In many data sets, two or more explanatory variables could potentially affect the response. Using two or more explanatory variables may give more accurate predictions.
Data sets with two explanatory variables and a response can be effectively displayed in a rotating 3-dimensional scatterplot.
The simple linear model can be extended by adding another linear term involving a second explanatory variable. This equation represents a plane in 3-dimensions.
The intercept is the predicted y-value when x and z are zero. The two slope parameters give the predicted change in y when x and z increase by one.
The linear model provides predictions at all x- and z-values. The prediction for the x- and z-value corresponding to the i'th data point is its fitted value and the difference between this and the recorded y-value is its residual.
Parameter estimates that result in small residuals are good.
An objective estimation method is to minimise the sum of squared residuals -- the principle of least squares.
The slope coefficients give the predicted effect of changes to one variable, but only when the other variable remains the same.
Randomness can be modelled by assuming that the response has a normal distribution whose mean is a linear function of the explanatory variables and whose standard deviation is constant.
The normal linear model also implies that the least squares plane varies from sample to sample.
The least squares estimate of each coefficient has a normal distribution whose mean is the underlying population parameter.
The error variance is estimated by the sum of squared residuals divided by (n-3). The best estimate of the error standard deviation is the square root of this.
The standard deviation of each parameter estimate depends on the error standard deviation. Replacing this with an estimate allows us to find a 95% confidence interval.
A t test-statistic can be found by dividing a parameter estimate by its standard error. The p-value for testing whether the parameter is zero is the tail-area of a t distribution with (n-3) degrees of freedom.
The linear models with one and two explanatory variables can be generalised to include p explanatory variables. The parameters can be estimated by least squares.
A normal linear model with a single explanatory variable can be expressed in a matrix equation.
When the linear model is generalised to allow any number of explanatory variables, a similar matrix equation describes the model.

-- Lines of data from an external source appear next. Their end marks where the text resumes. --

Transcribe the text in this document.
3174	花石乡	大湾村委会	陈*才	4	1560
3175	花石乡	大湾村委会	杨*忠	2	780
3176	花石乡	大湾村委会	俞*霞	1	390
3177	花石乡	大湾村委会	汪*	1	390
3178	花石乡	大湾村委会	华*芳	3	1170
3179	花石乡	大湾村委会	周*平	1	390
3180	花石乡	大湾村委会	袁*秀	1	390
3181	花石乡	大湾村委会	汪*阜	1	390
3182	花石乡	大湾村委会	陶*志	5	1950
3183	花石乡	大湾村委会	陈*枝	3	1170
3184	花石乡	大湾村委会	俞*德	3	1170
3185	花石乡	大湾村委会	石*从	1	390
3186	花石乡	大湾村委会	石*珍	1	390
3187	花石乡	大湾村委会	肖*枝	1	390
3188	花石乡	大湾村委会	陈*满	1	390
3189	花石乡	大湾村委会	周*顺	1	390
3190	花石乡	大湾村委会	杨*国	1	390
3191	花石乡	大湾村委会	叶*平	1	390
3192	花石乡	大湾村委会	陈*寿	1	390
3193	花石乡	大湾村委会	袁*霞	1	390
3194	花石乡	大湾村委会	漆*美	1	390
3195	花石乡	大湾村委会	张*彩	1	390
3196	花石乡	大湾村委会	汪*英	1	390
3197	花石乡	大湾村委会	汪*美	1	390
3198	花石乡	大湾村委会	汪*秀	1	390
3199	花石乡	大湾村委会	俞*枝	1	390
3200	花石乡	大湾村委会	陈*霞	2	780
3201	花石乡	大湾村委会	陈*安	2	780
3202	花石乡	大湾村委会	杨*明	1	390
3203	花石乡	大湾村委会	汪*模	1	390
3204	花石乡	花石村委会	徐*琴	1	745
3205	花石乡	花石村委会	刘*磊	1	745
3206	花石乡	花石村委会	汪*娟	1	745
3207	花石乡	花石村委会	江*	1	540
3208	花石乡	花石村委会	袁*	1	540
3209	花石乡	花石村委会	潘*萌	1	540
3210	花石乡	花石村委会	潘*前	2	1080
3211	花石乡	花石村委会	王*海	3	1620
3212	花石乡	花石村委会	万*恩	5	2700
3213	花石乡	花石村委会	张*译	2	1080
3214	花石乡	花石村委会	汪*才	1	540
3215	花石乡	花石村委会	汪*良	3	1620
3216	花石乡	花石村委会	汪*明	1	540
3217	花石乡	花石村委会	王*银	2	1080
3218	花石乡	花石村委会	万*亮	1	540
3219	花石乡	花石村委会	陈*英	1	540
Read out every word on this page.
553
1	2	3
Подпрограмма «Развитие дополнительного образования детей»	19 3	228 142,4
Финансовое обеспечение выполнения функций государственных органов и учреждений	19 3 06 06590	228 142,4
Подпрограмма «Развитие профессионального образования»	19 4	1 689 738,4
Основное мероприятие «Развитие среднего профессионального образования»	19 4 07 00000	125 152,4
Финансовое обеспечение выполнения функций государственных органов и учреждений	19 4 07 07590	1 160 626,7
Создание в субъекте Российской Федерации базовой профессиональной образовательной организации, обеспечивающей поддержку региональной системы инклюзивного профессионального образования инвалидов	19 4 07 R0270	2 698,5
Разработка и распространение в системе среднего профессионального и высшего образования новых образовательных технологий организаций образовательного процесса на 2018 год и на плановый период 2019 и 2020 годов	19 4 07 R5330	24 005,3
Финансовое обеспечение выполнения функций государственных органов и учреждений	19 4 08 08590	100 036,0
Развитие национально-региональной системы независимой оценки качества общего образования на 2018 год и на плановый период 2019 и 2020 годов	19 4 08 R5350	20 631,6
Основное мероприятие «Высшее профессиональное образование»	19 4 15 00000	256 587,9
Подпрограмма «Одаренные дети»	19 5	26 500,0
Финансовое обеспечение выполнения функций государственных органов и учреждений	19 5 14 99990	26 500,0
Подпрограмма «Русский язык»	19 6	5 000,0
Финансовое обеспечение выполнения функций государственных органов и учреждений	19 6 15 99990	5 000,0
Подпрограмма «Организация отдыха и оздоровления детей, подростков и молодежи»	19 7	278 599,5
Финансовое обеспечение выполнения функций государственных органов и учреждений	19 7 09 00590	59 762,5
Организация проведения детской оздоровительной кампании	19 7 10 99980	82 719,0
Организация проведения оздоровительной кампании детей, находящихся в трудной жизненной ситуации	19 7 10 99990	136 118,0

A simple matrix equation provides the least squares estimates of all parameters of the general linear model.
The slope coefficient associated with an explanatory variable describes its effect if all other variables are held constant. It may have a different sign from the correlation coefficient between the variable and the response.

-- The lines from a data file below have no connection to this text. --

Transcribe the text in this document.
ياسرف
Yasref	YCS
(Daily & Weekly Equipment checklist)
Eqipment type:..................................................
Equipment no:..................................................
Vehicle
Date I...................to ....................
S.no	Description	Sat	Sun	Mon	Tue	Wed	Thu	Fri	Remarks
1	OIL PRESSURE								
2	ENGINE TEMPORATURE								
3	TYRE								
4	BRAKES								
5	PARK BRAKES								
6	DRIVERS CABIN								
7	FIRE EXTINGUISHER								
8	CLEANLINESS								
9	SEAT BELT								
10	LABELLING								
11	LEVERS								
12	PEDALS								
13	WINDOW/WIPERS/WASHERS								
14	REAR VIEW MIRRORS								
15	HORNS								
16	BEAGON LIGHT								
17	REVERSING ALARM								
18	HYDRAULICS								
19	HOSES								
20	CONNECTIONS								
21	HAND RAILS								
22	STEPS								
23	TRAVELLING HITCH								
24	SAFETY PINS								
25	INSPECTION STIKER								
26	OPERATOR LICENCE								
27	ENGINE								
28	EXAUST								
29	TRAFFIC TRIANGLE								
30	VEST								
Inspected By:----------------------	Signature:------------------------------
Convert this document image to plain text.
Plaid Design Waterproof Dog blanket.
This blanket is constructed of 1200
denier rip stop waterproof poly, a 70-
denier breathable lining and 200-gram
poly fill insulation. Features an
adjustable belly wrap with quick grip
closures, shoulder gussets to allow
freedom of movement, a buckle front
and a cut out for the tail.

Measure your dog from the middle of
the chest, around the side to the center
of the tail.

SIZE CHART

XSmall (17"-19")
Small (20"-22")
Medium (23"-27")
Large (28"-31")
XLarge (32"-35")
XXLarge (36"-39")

The error standard deviation can be estimated from the residual sum of squares. A simple matrix equation uses this estimate to find the standard errors of the least squares estimates.
95% confidence intervals can be found from the parameter estimates and their standard errors. The significance of the individual parameters can also be tested, but each such test assumes that all other variables are retained in the model.
A general linear model is linear in its parameters, but not necessarily in the explanatory variables. Models with transformed variables and with quadratic terms are all general linear models.
A model with a linear term and a quadratic term in x is still linear in the parameters and is a general linear model.
Polynomial models have terms involving various powers of x and are flexible ways to model curvature. As the order of the polynomial increases, the curve can become less smooth. Polynomials are usually poor for extrapolation.
For detecting curvature when there is more than one explanatory variable, it is better to plot residuals rather than the raw data.
If a plot of residuals against X shows curvature, a partial residual plot can give an indication of which nonlinear function of X to use in the model.
If the response in related linearly to Z but nonlinearly to X, a quadratic term in X can be added to the model to explain the curvature. The resulting model corresponds to a curved surface in a 3-dimensional scatterplot.
Quadratic terms in both X and Z can be added, resulting in a surface that is curved in both X and Z directions.
The residuals from a quadratic model can be represented as vertical lines from data points to the quadratic surface. If squares are drawn for each residual, least squares means minimising the total area of these squares.
Curvature can be assessed with t-test about whether the two quadratic parameters are non-zero.
In the models in previous sections, the effect of X on Y was the same for all values of Z and similarly the effect of Z on Y was the same, whatever the value of X.
Interaction between X and Z occurs when the effect on Y of increasing X is different for different values of Z. Adding a term in XZ to the model may explain the interaction.
A t-test for whether the coefficient of XZ is zero provides a simple test for interaction.
The existence and amount of interaction is affected by nonlinear transformations of the response. Sometimes analysing the log response can remove interaction, making the results easier to interpret.
In this page, a data set that has both curvature and interaction is analysed.
Problems with the multiple regression model may relate to all data points, but sometimes only one or two data points cause problems.
Data points have high leverage if their values for the explanatory variables are 'unusual'.
Because high leverage points pull the least squares plane strongly, their residuals are rarely large, even if they are outliers.
Standardising the residuals adjusts for the lower residual standard deviation of high leverage points.
Ordinary standardised residuals often fail to highlight outliers that are high leverage points. Standardising with a deleted estimate of the error variance is best for detecting outliers.
Leverage depends only on the explanatory variables and describes the potential of a point to influence the results. DFITS and Cook's D describe the actual influence of each point.
The externally studentised residuals, leverages and DFITS provide a good guide to problems with individual points. Several examples are given.